Los dos adolescentes se salvaron de la barbarie nazi. .Medio siglo después, a
Wiesel le concedían el Premio Nobel de la Paz y Lustiger se convertía en
arzobispo de París. La respuesta de Lustiger no es original. Desde antiguo,
la magnitud del mal hace intuir, junto con un Dios bueno, la existencia de un
principio maligno con poderes sobrehumanos. Pero, si el Dios bueno es
todopoderoso, aparece como último responsable del triunfo del mal, al menos
por no impedirlo. Sumergida en el mal, la historia humana se convierte a veces
en un juicio a Dios, en su acusación por parte del hombre. Hay épocas en las
que la opinión pública sienta a Dios en el banquillo; ya sucedió en el
siglo de Voltaire, y sucede ahora. El periodista Vittorio Messori interpela al
papa, representante y defensor del Dios bíblico: "¿Cómo se puede
confiar en un Dios que se supone Padre misericordioso, a la vista del
sufrimiento, de la injusticia, de la enfermedad, de la muerte, que parecen
dominar la gran Historia del mundo y la pequeña historia cotidiana de cada
uno de nosotros?"
"La contestación del Pontífice es de una radicalidad proporcionada a la
magnitud del problema: el Dios bíblico entregó a su Hijo a la muerte en la
cruz. ¿Podía justificarse de otro modo ante la sufriente historia humana?

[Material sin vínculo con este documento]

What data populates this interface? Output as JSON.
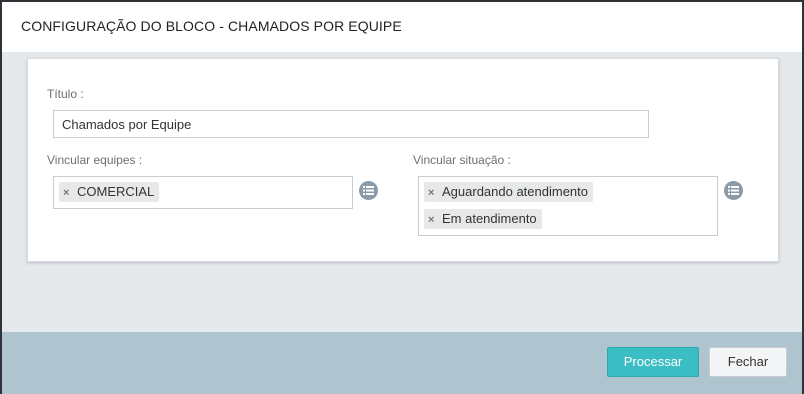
{
  "dialog": {
    "title": "CONFIGURAÇÃO DO BLOCO - CHAMADOS POR EQUIPE"
  },
  "form": {
    "title_label": "Título :",
    "title_value": "Chamados por Equipe",
    "teams_label": "Vincular equipes :",
    "teams_chips": [
      "COMERCIAL"
    ],
    "status_label": "Vincular situação :",
    "status_chips": [
      "Aguardando atendimento",
      "Em atendimento"
    ],
    "list_icon": "list-icon",
    "remove_icon": "×"
  },
  "footer": {
    "process_label": "Processar",
    "close_label": "Fechar"
  },
  "colors": {
    "primary": "#3bbdc4",
    "footer_bg": "#aec5d0",
    "body_bg": "#e5e9ec"
  }
}
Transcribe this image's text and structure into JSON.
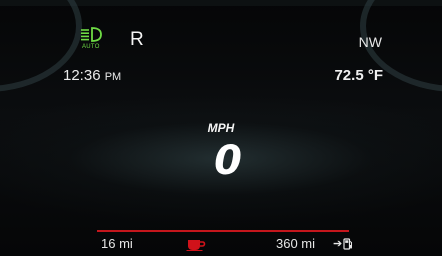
{
  "status": {
    "headlight_icon": "auto-headlight-icon",
    "headlight_mode": "AUTO",
    "gear": "R",
    "compass": "NW"
  },
  "info": {
    "time": "12:36",
    "ampm": "PM",
    "temperature": "72.5 °F"
  },
  "speed": {
    "unit": "MPH",
    "value": "0"
  },
  "bottom": {
    "range_left": "16 mi",
    "coffee_icon": "coffee-cup-icon",
    "range_right": "360 mi",
    "arrow_icon": "arrow-right-icon",
    "fuel_icon": "fuel-pump-icon"
  },
  "colors": {
    "indicator_green": "#6fdc45",
    "redline": "#c4161c",
    "coffee_red": "#d0121a"
  }
}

¿No es una prueba de solidaridad con el hombre que sufre? El hecho de que
Cristo haya permanecido clavado en la cruz hasta el final, el hecho de que
sobre la cruz haya podido decir como todos los que sufren: "Dios mío,
Dios mío, ¿por qué me has abandonado?", ha quedado en la historia del
hombre como el argumento más fuerte. "Si no hubiera existido esa agonía
en la cruz-dice Juan Pablo II-, la verdad de que Dios es Amor estaría por
demostrar."
Cuando Ulises regresa a Ítaca-su patria-, se presenta disfrazado ante su
porquero Eumeo con aspecto de anciano harapiento. Eumeo no le reconoce, pero
se compadece y le acoge con hospitalidad. Ulises lo agradece de veras y el
porquero le explica que "no es santo deshonrar a un extraño ni aunque
viniera uno más miserable que tú, pues todos los forasteros y mendigos son
de Zeus". Desde Homero, la referencia a la Divinidad se ve como
indispensable para dotar al hombre de inviolabilidad. El Libro Eterno, más
explícito, define al hombre como hijo de Dios, y sabemos que cualquier otra
definición rebaja peligrosamente su dignidad. Si ser considerado hijo de Dios
no siempre ha sido suficiente para proteger al hombre, ser mero animal
racional o animal social es dar demasiadas facilidades para pisotearlo.